View the Java bytecode file structure from HelloWorld

View the Java bytecode file structure from HelloWorld

Most of the time, we are learning how to program from the code level, but seldom look at what is behind each Java code. Today, let's take a look at the Java class file structure from the simplest Hello World.

Before getting started, let's write a simple getting started Hello World.

Public class Demo {
Public static void main (String args []) {
System. out. println ("Hello World .");
}
}

Then runjavac Demo.javaCommand to compile this class. A Demo. class file is generated.

Then we use the plain text editor to open the generated Demo. class file.

Cafe babe 0000 0034 001d 0a00 0600 0f09
0010 0011 0800 120a 0013 0014 0700 1507
0016 0100 063c 696e 6974 3e01 0003 2829
5601 0004 436f 6465 0100 0f4c 696e 654e
756d 6265 7254 6162 6c65 0100 046d 6169
6e01 0016 285b 4c6a 6176 612f 6c61 6e67
2f53 7472 696e 673b 2956 0100 0a53 6f75
7263 6546 696c 6501 0009 4465 6d6f 2e6a
6176 610c 0007 0008 0700 170c 0018 0019
0100 0b48 656c 6c6f 2057 6f72 6c64 0700
1a0c 001b 001c 0100 0444 656d 6f01 0010
6a61 7661 2f6c 616e 672f 4f62 6a65 6374
0100 106a 6176 612f 6c61 6e67 2f53 7973
7465 6d01 0003 6f75 7401 0015 4c6a 6176
612f 696f 2f50 7269 6e74 5374 7265 616d
3b01 0013 6a61 7661 2f69 6f2f 5072 696e
7453 7472 6561 6d01 0007 7072 696e 746c
6e01 0015 284c 6a61 7661 2f6c 616e 672f
5374 7269 6e67 3b29 5600 2100 0500
0000 0000 0200 0100 0700 0800 0100
0000 1d00 0100 0100 0000 052a b700 01b1
0000 0001 000a 0000 0006 0001 0000 0001
0009 000b 000c 0001 0009 0000 0025
0001 0000 0009 b200 0212 03b6 0004 b100
0000 0100 0a00 0000 0a00 0200 0000
0800 0400 0100 0d00 0000 0200 0e

We can see that the five simple lines of code have finally been condensed into the hexadecimal symbol consisting of the long string of numbers and letters above. When we run the Java class, the console can accurately output "Hello World", so we can conclude that this long string of symbols must comply with certain rules, and this rule is actually: java Virtual Machine specifications.
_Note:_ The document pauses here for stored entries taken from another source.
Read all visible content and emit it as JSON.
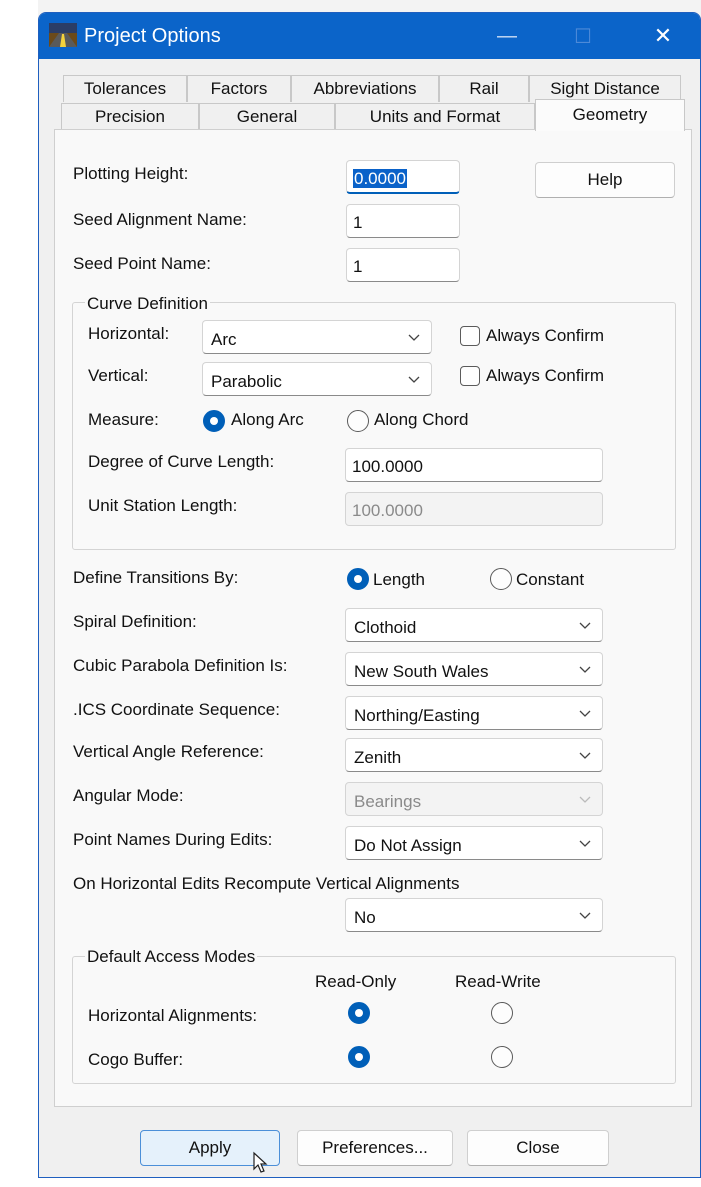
{
  "window": {
    "title": "Project Options",
    "minimize_glyph": "—",
    "maximize_glyph": "☐",
    "close_glyph": "✕"
  },
  "tabs": {
    "row1": [
      "Tolerances",
      "Factors",
      "Abbreviations",
      "Rail",
      "Sight Distance"
    ],
    "row2": [
      "Precision",
      "General",
      "Units and Format",
      "Geometry"
    ],
    "active": "Geometry"
  },
  "fields": {
    "plotting_height": {
      "label": "Plotting Height:",
      "value": "0.0000"
    },
    "seed_alignment": {
      "label": "Seed Alignment Name:",
      "value": "1"
    },
    "seed_point": {
      "label": "Seed Point Name:",
      "value": "1"
    }
  },
  "help_button": "Help",
  "curve_definition": {
    "title": "Curve Definition",
    "horizontal": {
      "label": "Horizontal:",
      "value": "Arc",
      "confirm_label": "Always Confirm"
    },
    "vertical": {
      "label": "Vertical:",
      "value": "Parabolic",
      "confirm_label": "Always Confirm"
    },
    "measure": {
      "label": "Measure:",
      "opt1": "Along Arc",
      "opt2": "Along Chord",
      "selected": "Along Arc"
    },
    "degree_length": {
      "label": "Degree of Curve Length:",
      "value": "100.0000"
    },
    "unit_station": {
      "label": "Unit Station Length:",
      "value": "100.0000"
    }
  },
  "transitions": {
    "label": "Define Transitions By:",
    "opt1": "Length",
    "opt2": "Constant",
    "selected": "Length"
  },
  "dropdowns": [
    {
      "label": "Spiral Definition:",
      "value": "Clothoid",
      "disabled": false
    },
    {
      "label": "Cubic Parabola Definition Is:",
      "value": "New South Wales",
      "disabled": false
    },
    {
      "label": ".ICS Coordinate Sequence:",
      "value": "Northing/Easting",
      "disabled": false
    },
    {
      "label": "Vertical Angle Reference:",
      "value": "Zenith",
      "disabled": false
    },
    {
      "label": "Angular Mode:",
      "value": "Bearings",
      "disabled": true
    },
    {
      "label": "Point Names During Edits:",
      "value": "Do Not Assign",
      "disabled": false
    }
  ],
  "recompute": {
    "label": "On Horizontal Edits Recompute Vertical Alignments",
    "value": "No"
  },
  "access_modes": {
    "title": "Default Access Modes",
    "col1": "Read-Only",
    "col2": "Read-Write",
    "rows": [
      {
        "label": "Horizontal Alignments:",
        "selected": "Read-Only"
      },
      {
        "label": "Cogo Buffer:",
        "selected": "Read-Only"
      }
    ]
  },
  "footer": {
    "apply": "Apply",
    "preferences": "Preferences...",
    "close": "Close"
  },
  "colors": {
    "titlebar": "#0b64c9",
    "accent": "#005fb8"
  },
  "icons": {
    "app": "road-app-icon",
    "chevron": "chevron-down-icon",
    "cursor": "mouse-pointer-icon"
  }
}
Java virtual machine specification

The Java virtual machine specification specifies the Java Virtual Machine Structure, Class file structure, bytecode instructions, and other content. For software developers, Class file structure is a necessity to understand.

The Class file structure of the Java Virtual Machine is a set of 8-byte binary streams. Each data item is strictly arranged in the Class file in order, without any separator, this makes the content stored in the entire Class file almost all the data required by the program and there is no gap.

Java Virtual Machine

After finishing the Java Virtual Machine specifications, you need to understand the concept of Java virtual machine.

In fact, a Java virtual machine is a virtual computer. Like a real computer, Java virtual machines have their own complete hardware systems, such as processors, stacks, registers, and corresponding Instruction Set Systems. The only difference between a virtual machine and our computer is that the processor and memory stack of the virtual machine are virtualized by software, while the processor and memory of our computer are authentic.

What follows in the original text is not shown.